48% of Doctors Would Let You Suffer to Please State Medical Board

48 percent of doctors


By: Dr. Bharani Padmanabhan – January, 2017

Medscape and other medically-oriented web organizations periodically conduct surveys of physicians nation-wide on various topics such as physician burnout, compensation, best places to work and so on. Around once a year the ethics survey comes out and is always worth examining.
One question from this year’s survey stood out to me. VP readers have read previously about how doctors traditionally have always let non-medical people dictate their professional decisions. Very few doctors historically have hung on to “their” profession in the face of societal or governmental pressure.
One such rare physician was Dr. Hans Creutzfeldt in Kiel who flat out refused to let other doctors murder his patients even though that was very much the in thing at the time. Amazingly he even managed to rescue patients from within the concentration camps. Very few doctors did that, though they could have.
Another was Dr. Hollo Ístvan in Budapest who personally saved a diabetic dissident playwright from being murdered by simply being locked into a hospital room without his insulin. Dr. Hollo happened to be walking by, smelled ketones, ordered the door open and sat on the patient’s bed for the next 14 hours to ensure he received proper treatment and survived. He of course was fired the next day and replaced by a loyal Progressive who would be sure to not do the same, but it is still Dr. Hollo that history remembers fondly.
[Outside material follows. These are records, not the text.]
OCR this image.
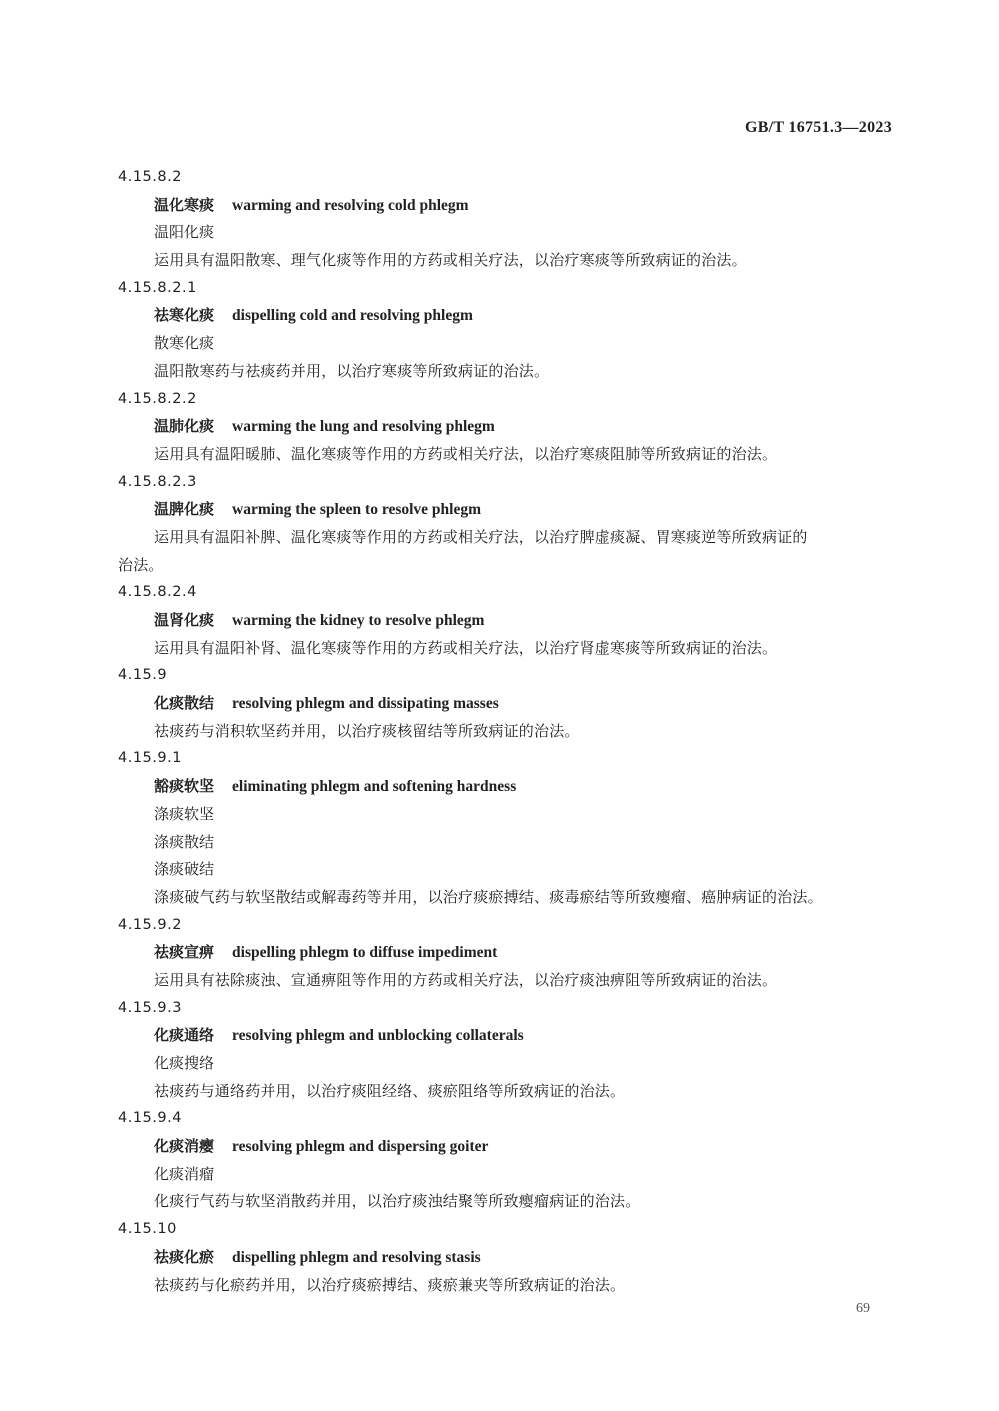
GB/T 16751.3—2023
4.15.8.2
温化寒痰 warming and resolving cold phlegm
温阳化痰
运用具有温阳散寒、理气化痰等作用的方药或相关疗法，以治疗寒痰等所致病证的治法。
4.15.8.2.1
祛寒化痰 dispelling cold and resolving phlegm
散寒化痰
温阳散寒药与祛痰药并用，以治疗寒痰等所致病证的治法。
4.15.8.2.2
温肺化痰 warming the lung and resolving phlegm
运用具有温阳暖肺、温化寒痰等作用的方药或相关疗法，以治疗寒痰阻肺等所致病证的治法。
4.15.8.2.3
温脾化痰 warming the spleen to resolve phlegm
运用具有温阳补脾、温化寒痰等作用的方药或相关疗法，以治疗脾虚痰凝、胃寒痰逆等所致病证的
治法。
4.15.8.2.4
温肾化痰 warming the kidney to resolve phlegm
运用具有温阳补肾、温化寒痰等作用的方药或相关疗法，以治疗肾虚寒痰等所致病证的治法。
4.15.9
化痰散结 resolving phlegm and dissipating masses
祛痰药与消积软坚药并用，以治疗痰核留结等所致病证的治法。
4.15.9.1
豁痰软坚 eliminating phlegm and softening hardness
涤痰软坚
涤痰散结
涤痰破结
涤痰破气药与软坚散结或解毒药等并用，以治疗痰瘀搏结、痰毒瘀结等所致瘿瘤、癌肿病证的治法。
4.15.9.2
祛痰宣痹 dispelling phlegm to diffuse impediment
运用具有祛除痰浊、宣通痹阻等作用的方药或相关疗法，以治疗痰浊痹阻等所致病证的治法。
4.15.9.3
化痰通络 resolving phlegm and unblocking collaterals
化痰搜络
祛痰药与通络药并用，以治疗痰阻经络、痰瘀阻络等所致病证的治法。
4.15.9.4
化痰消瘿 resolving phlegm and dispersing goiter
化痰消瘤
化痰行气药与软坚消散药并用，以治疗痰浊结聚等所致瘿瘤病证的治法。
4.15.10
祛痰化瘀 dispelling phlegm and resolving stasis
祛痰药与化瘀药并用，以治疗痰瘀搏结、痰瘀兼夹等所致病证的治法。
69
Which brings me to the 2016 Medscape survey on physician ethics. Some bright person at Medscape asked the question:
“Would you treat a non-terminally ill patient’s pain if you feared trouble from the DEA, state laws, or medical boards or that the patient might become addicted?
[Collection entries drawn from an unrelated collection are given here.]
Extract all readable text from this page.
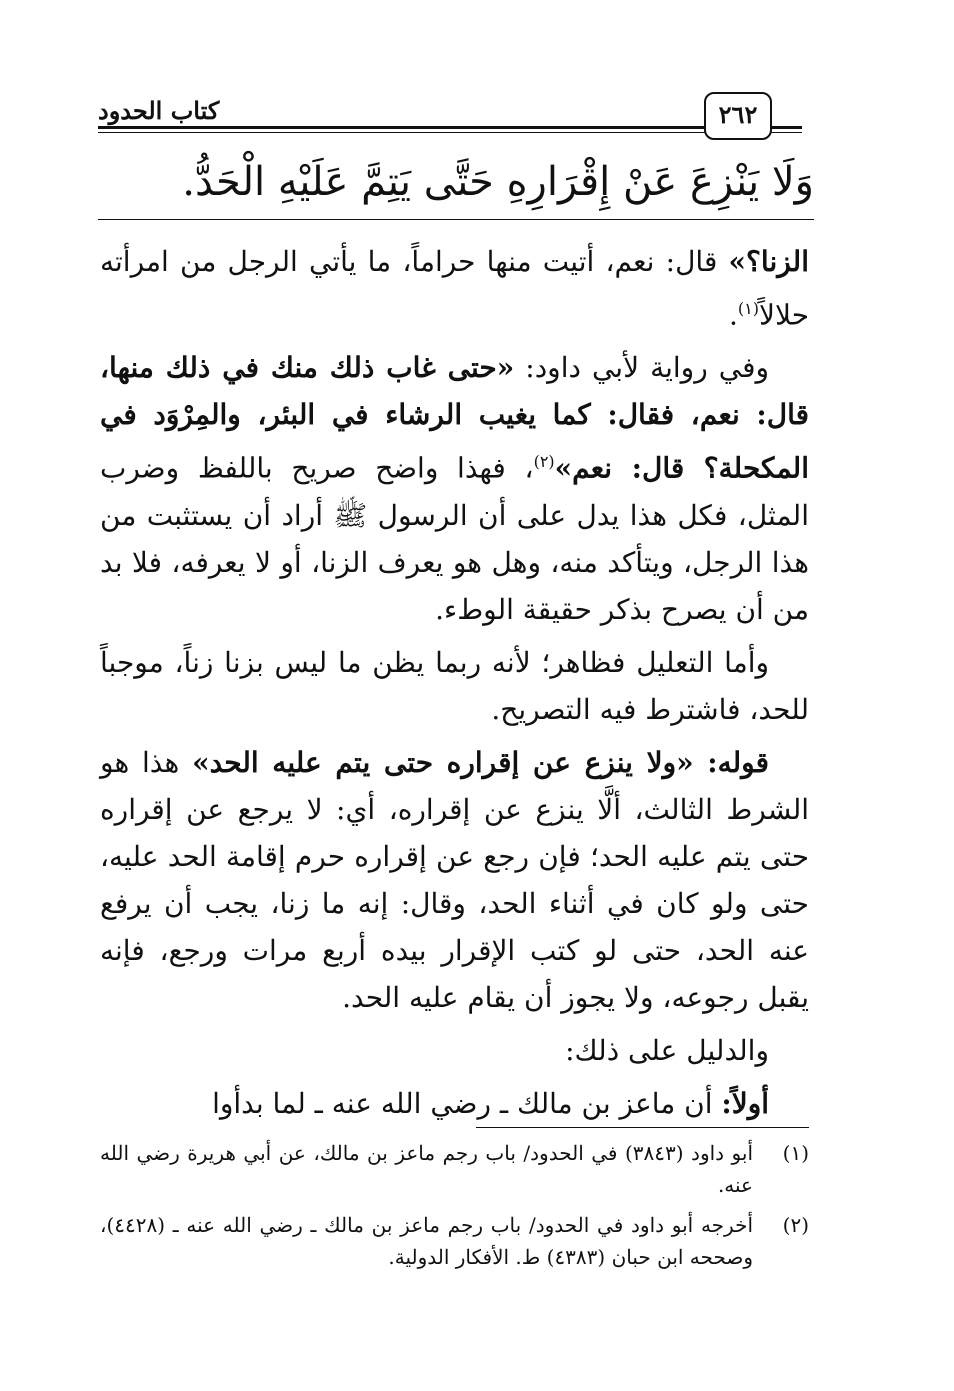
٢٦٢
كتاب الحدود
وَلَا يَنْزِعَ عَنْ إِقْرَارِهِ حَتَّى يَتِمَّ عَلَيْهِ الْحَدُّ.

الزنا؟» قال: نعم، أتيت منها حراماً، ما يأتي الرجل من امرأته حلالاً$^{(١)}$.

وفي رواية لأبي داود: «حتى غاب ذلك منك في ذلك منها، قال: نعم، فقال: كما يغيب الرشاء في البئر، والمِرْوَد في المكحلة؟ قال: نعم»$^{(٢)}$، فهذا واضح صريح باللفظ وضرب المثل، فكل هذا يدل على أن الرسول ﷺ أراد أن يستثبت من هذا الرجل، ويتأكد منه، وهل هو يعرف الزنا، أو لا يعرفه، فلا بد من أن يصرح بذكر حقيقة الوطء.

وأما التعليل فظاهر؛ لأنه ربما يظن ما ليس بزنا زناً، موجباً للحد، فاشترط فيه التصريح.

قوله: «ولا ينزع عن إقراره حتى يتم عليه الحد» هذا هو الشرط الثالث، ألَّا ينزع عن إقراره، أي: لا يرجع عن إقراره حتى يتم عليه الحد؛ فإن رجع عن إقراره حرم إقامة الحد عليه، حتى ولو كان في أثناء الحد، وقال: إنه ما زنا، يجب أن يرفع عنه الحد، حتى لو كتب الإقرار بيده أربع مرات ورجع، فإنه يقبل رجوعه، ولا يجوز أن يقام عليه الحد.

والدليل على ذلك:

أولاً: أن ماعز بن مالك ـ رضي الله عنه ـ لما بدأوا

(١)
أبو داود (٣٨٤٣) في الحدود/ باب رجم ماعز بن مالك، عن أبي هريرة رضي الله عنه.
(٢)
أخرجه أبو داود في الحدود/ باب رجم ماعز بن مالك ـ رضي الله عنه ـ (٤٤٢٨)، وصححه ابن حبان (٤٣٨٣) ط. الأفكار الدولية.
Fully 48% of physicians said they would allow such concerns to play a role in how they would treat a patient in pain now.
Medscape did not split the question further into its two component parts: fear of the government, meaning fearing for your own self OR fear for the patient’s own future.
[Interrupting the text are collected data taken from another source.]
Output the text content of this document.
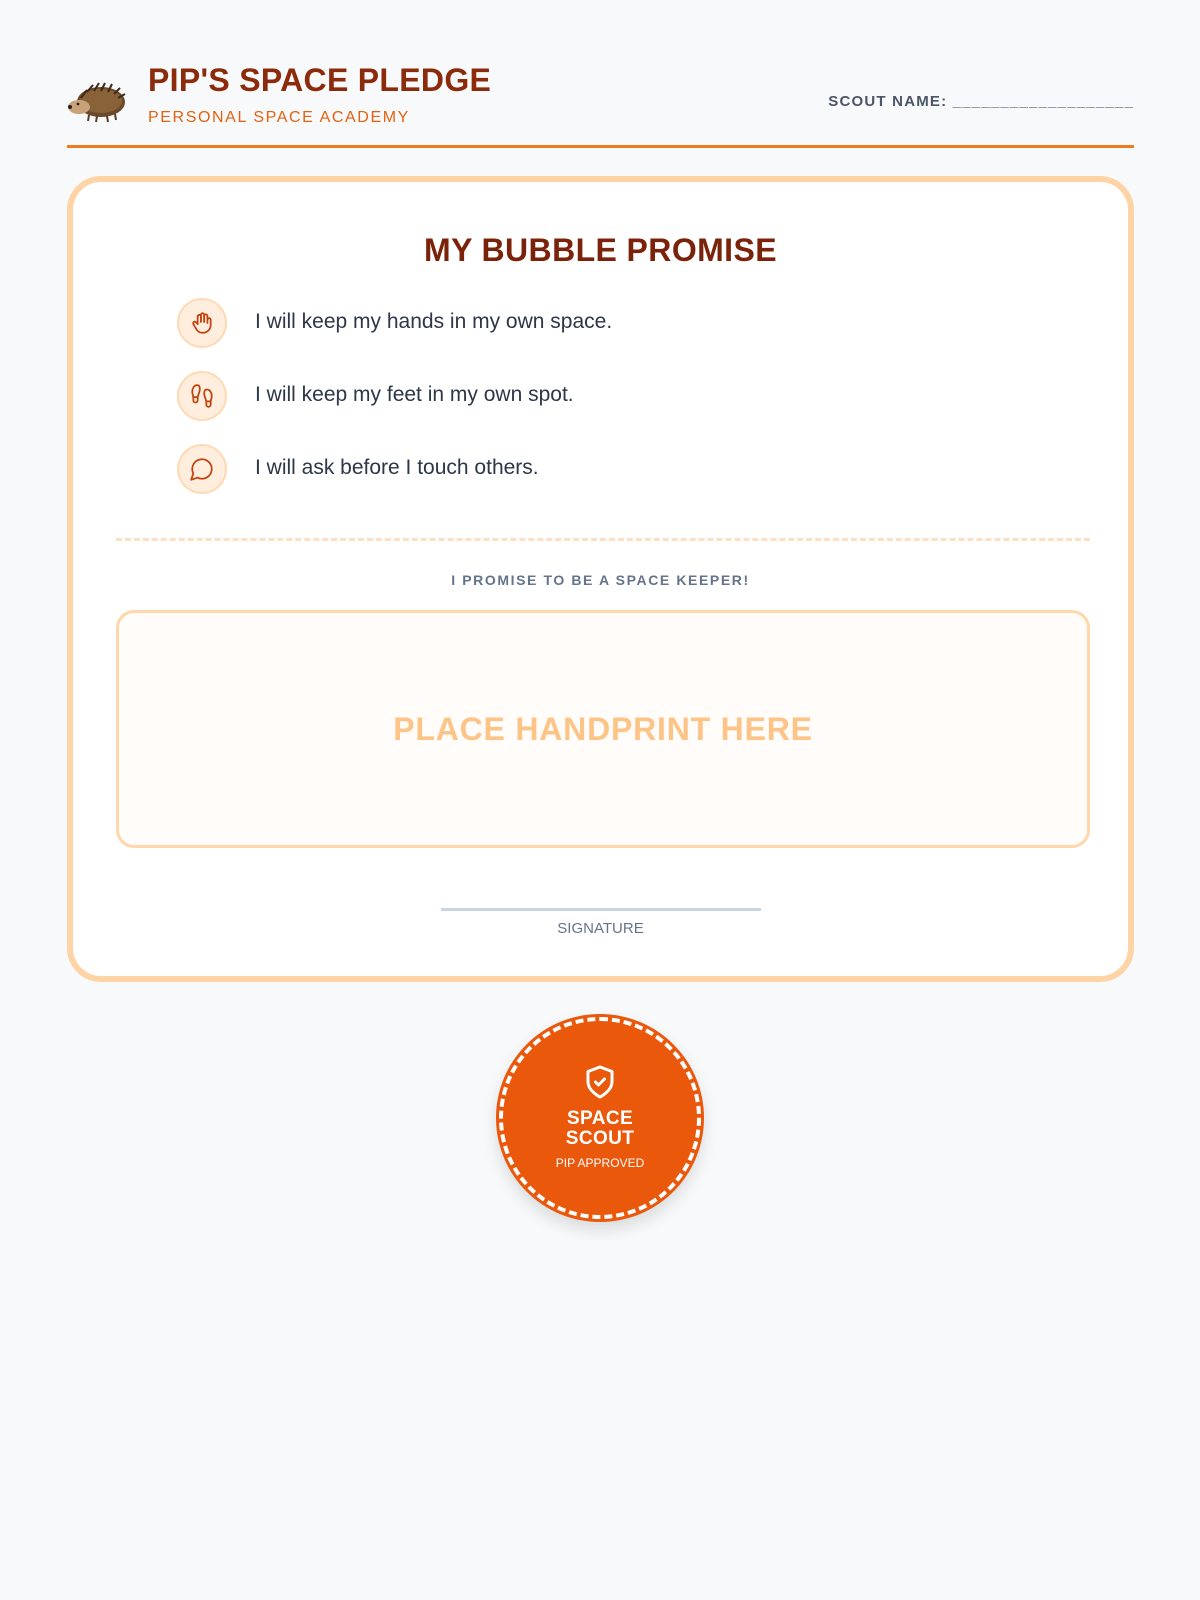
PIP'S SPACE PLEDGE
PERSONAL SPACE ACADEMY
SCOUT NAME: ___________________
MY BUBBLE PROMISE
I will keep my hands in my own space.
I will keep my feet in my own spot.
I will ask before I touch others.
I PROMISE TO BE A SPACE KEEPER!
PLACE HANDPRINT HERE
SIGNATURE
SPACE
SCOUT
PIP APPROVED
But ultimately it does not matter. About half the physicians reported that they would not treat a patient in pain NOW because of either concerns for themselves and their income or a vague concern that the patient “might” get addicted sometime in the future.
So there you have it. Despite hoodwinking us all with claims about evidence-based treatment and patient-centered care, in reality half of the doctors would not treat a patient in pain there and then before their eyes based on concerns that are not evidence-based or patient-centered.